Over the last five years, major Arab states like Saudi Arabia and Egypt had made some overtures to Iran and both sides were keen to improve relations. Trade with Iran has also increased over the last few years. Now talks of reopening embassies are over.

This is not dismiss the problem posed by Iran’s nuclear program, but between Iran having nuclear weapons and a region-wide second fitna, I know what I’d choose.

NDP MP strips to protest amendments??!?

Intriguing story:

An Egyptian ruling party politician started to undress in parliament on Tuesday in protest at proposed constitutional amendments which perpetuate many of the Egyptian president’s vast powers.

In a debate on the amendments, details of which have not been released, member of parliament Mohamed Hussein objected to the article which gives the president the right to dissolve parliament.

“Enough of that, enough. Should I take my clothes off?” he added, using a sarcastic popular expression used in response to someone’s excessive expectations.

When Hussein unbuttoned the waistcoat of his suit, speaker Fathi Sorour threatened to have him thrown out of the chamber.

A month or so ago I remember hearing about a group of 60 NDP MPs who wrote a letter of protest asking for the amendment of Article 77 to limit presidential terms to two. I do know some in the NDP believe this should be done, as well as many establishment commentators in the state press. But Hozz has made it clear it’s not about to happen. Still, it’s an interesting development to see NDP MPS — the majority of which, remember, were elected as independents, defeating the leadership’s chosen candidates — getting some backbone.

By the way, does anyone know more about this individual MP or those who demanded that Article 77 be amended?

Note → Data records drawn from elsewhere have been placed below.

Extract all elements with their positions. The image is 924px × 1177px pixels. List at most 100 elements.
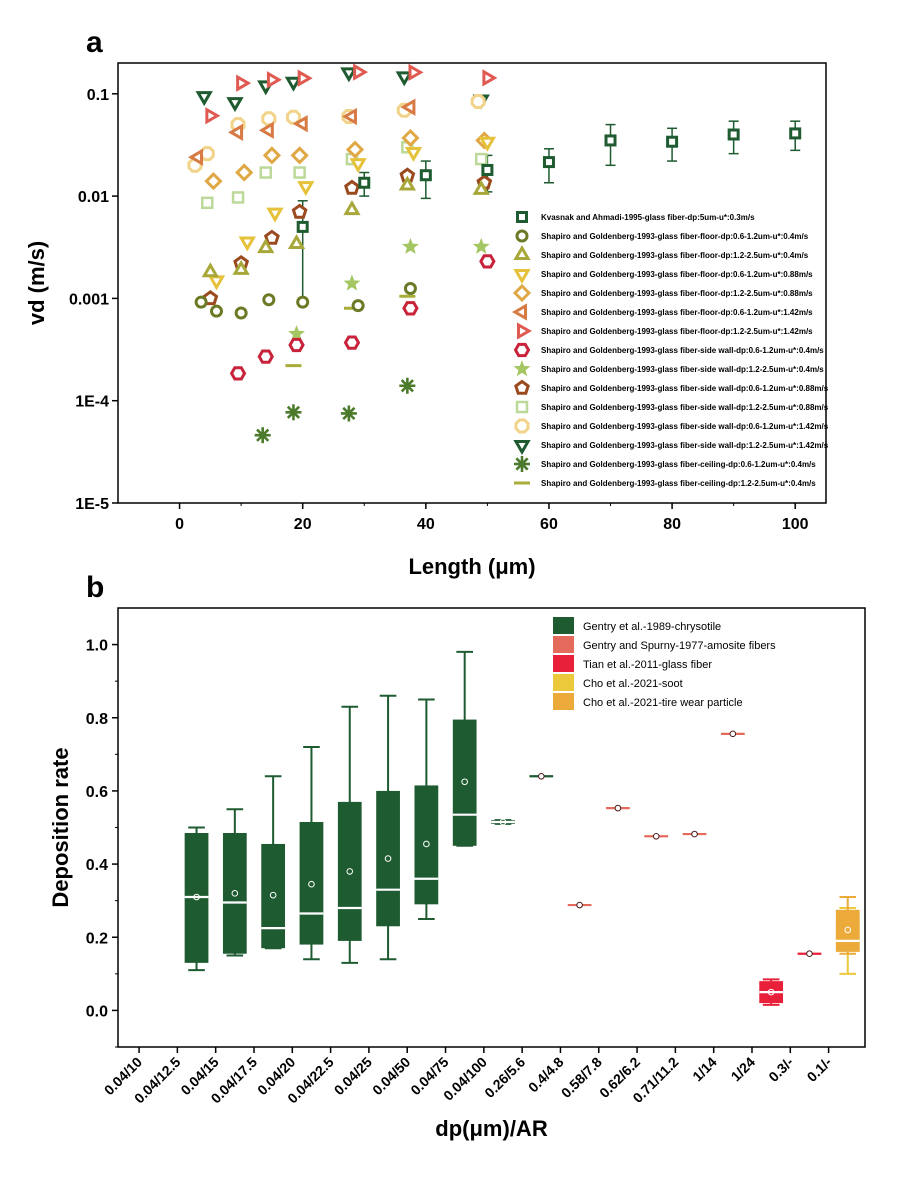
legend-marker (514, 379, 530, 395)
legend-marker (513, 269, 531, 285)
box-body (835, 909, 860, 952)
data-point (343, 274, 361, 291)
data-point (229, 366, 247, 381)
data-point-shape (482, 69, 498, 87)
data-point (266, 71, 282, 89)
data-point (402, 301, 419, 316)
legend-item-a: Shapiro and Goldenberg-1993-glass fiber-… (515, 400, 829, 414)
box-body (376, 790, 400, 927)
data-point-shape (479, 254, 496, 269)
data-point (472, 237, 490, 254)
data-point-shape (293, 166, 306, 179)
data-point (344, 179, 360, 195)
legend-marker-shape (511, 303, 527, 321)
legend-label-a: Shapiro and Goldenberg-1993-glass fiber-… (541, 232, 809, 241)
data-point (472, 179, 490, 195)
legend-a: Kvasnak and Ahmadi-1995-glass fiber-dp:5… (511, 211, 829, 488)
box (414, 698, 439, 920)
legend-marker-shape (513, 244, 531, 260)
data-point-stroke (342, 406, 356, 421)
data-point (257, 238, 275, 254)
mean-marker (538, 772, 545, 780)
mean-marker (576, 901, 583, 909)
data-point (296, 220, 309, 233)
x-tick-label-a: 60 (540, 516, 558, 533)
data-point (666, 135, 679, 148)
data-point (254, 427, 271, 444)
legend-item-b: Cho et al.-2021-soot (553, 674, 683, 691)
data-point-shape (404, 146, 423, 162)
data-point-shape (403, 281, 417, 295)
data-point (398, 175, 417, 191)
data-point-shape (232, 259, 250, 275)
data-point-shape (235, 163, 254, 182)
data-point-shape (284, 76, 303, 92)
plot-area-a (187, 63, 802, 444)
data-point-shape (236, 74, 252, 92)
data-point (401, 237, 419, 254)
data-point (296, 295, 310, 309)
box-body (414, 785, 439, 905)
data-point-shape (210, 304, 224, 318)
legend-label-a: Shapiro and Goldenberg-1993-glass fiber-… (541, 251, 809, 260)
x-tick-label-b: 0.26/5.6 (481, 1054, 528, 1101)
legend-marker-shape (513, 269, 531, 285)
y-axis-label-a: vd (m/s) (24, 241, 49, 325)
legend-label-a: Shapiro and Goldenberg-1993-glass fiber-… (541, 460, 816, 469)
data-point-shape (290, 146, 309, 165)
data-point (288, 324, 305, 342)
legend-label-a: Kvasnak and Ahmadi-1995-glass fiber-dp:5… (541, 213, 755, 222)
box (644, 832, 669, 840)
data-point-shape (478, 136, 497, 152)
data-point-stroke (256, 428, 270, 442)
data-point (228, 123, 244, 141)
data-point-shape (207, 275, 226, 291)
data-point (481, 163, 494, 176)
data-point (408, 63, 424, 82)
series-a-4 (204, 128, 494, 191)
data-point (482, 69, 498, 87)
legend-marker-shape (516, 211, 528, 223)
data-point (358, 176, 371, 189)
legend-swatch (553, 693, 574, 710)
data-point (340, 405, 357, 422)
data-point (343, 335, 361, 350)
data-point (236, 74, 252, 92)
data-point-shape (258, 121, 274, 139)
data-point (419, 169, 432, 182)
data-point-shape (238, 236, 256, 252)
x-tick-label-a: 40 (417, 516, 435, 533)
mean-marker (193, 893, 200, 901)
data-point-shape (472, 179, 490, 195)
data-point (207, 275, 226, 291)
legend-marker (516, 211, 528, 223)
x-tick-label-b: 0.58/7.8 (558, 1054, 605, 1101)
box-body (222, 832, 247, 954)
legend-label-a: Shapiro and Goldenberg-1993-glass fiber-… (541, 441, 829, 450)
data-point (349, 158, 367, 174)
legend-item-a: Shapiro and Goldenberg-1993-glass fiber-… (513, 269, 813, 285)
legend-label-a: Shapiro and Goldenberg-1993-glass fiber-… (541, 384, 829, 393)
data-point-shape (188, 148, 204, 166)
x-tick-label-b: 1/24 (728, 1054, 759, 1085)
data-point (474, 152, 488, 166)
legend-label-a: Shapiro and Goldenberg-1993-glass fiber-… (541, 422, 829, 431)
box (797, 950, 822, 958)
mean-marker (384, 855, 392, 862)
data-point-shape (296, 295, 310, 309)
legend-label-a: Shapiro and Goldenberg-1993-glass fiber-… (541, 365, 824, 374)
data-point-shape (288, 324, 305, 342)
data-point (293, 166, 306, 179)
legend-swatch (553, 636, 574, 653)
data-point-shape (358, 176, 371, 189)
legend-marker-shape (515, 400, 529, 414)
legend-marker-shape (512, 283, 532, 303)
box (835, 896, 860, 955)
box-body (261, 843, 286, 949)
data-point-shape (199, 146, 215, 162)
y-tick-label-a: 1E-4 (75, 394, 109, 411)
legend-label-b: Gentry et al.-1989-chrysotile (583, 621, 721, 633)
data-point-shape (288, 337, 305, 353)
data-point (470, 94, 486, 110)
mean-marker (767, 988, 775, 996)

Israel, Syria dismiss peace talks

I’ve been looking at Israeli reactions to yesterday’s revelation that a secret negotiations between Tel Aviv and Damascus had been going on since 2004 — negotiations that yesterday Ehud Olmert rushed to dismiss, even insulting the mediators involved. This from Uzi Benzimann in Haaretz:

It is enough to observe the panicked responses in Jerusalem to the report by Akiva Eldar yesterday in Haaretz on the outlines of an agreement between Israel and Syria cobbled together in unofficial talks, to feel yet again that generations of governments of Israel, including the present one, are responsible in no small way for prolonging the Israeli-Arab conflict. Unlike the first 30 years of the state’s existence, when the Arab world refused to recognize Israel, its neighbors have gradually come to terms with the reality starting in 1977. And since then, the Arab world has also started to bear responsibility, at least partially, for fanning the embers of the conflict.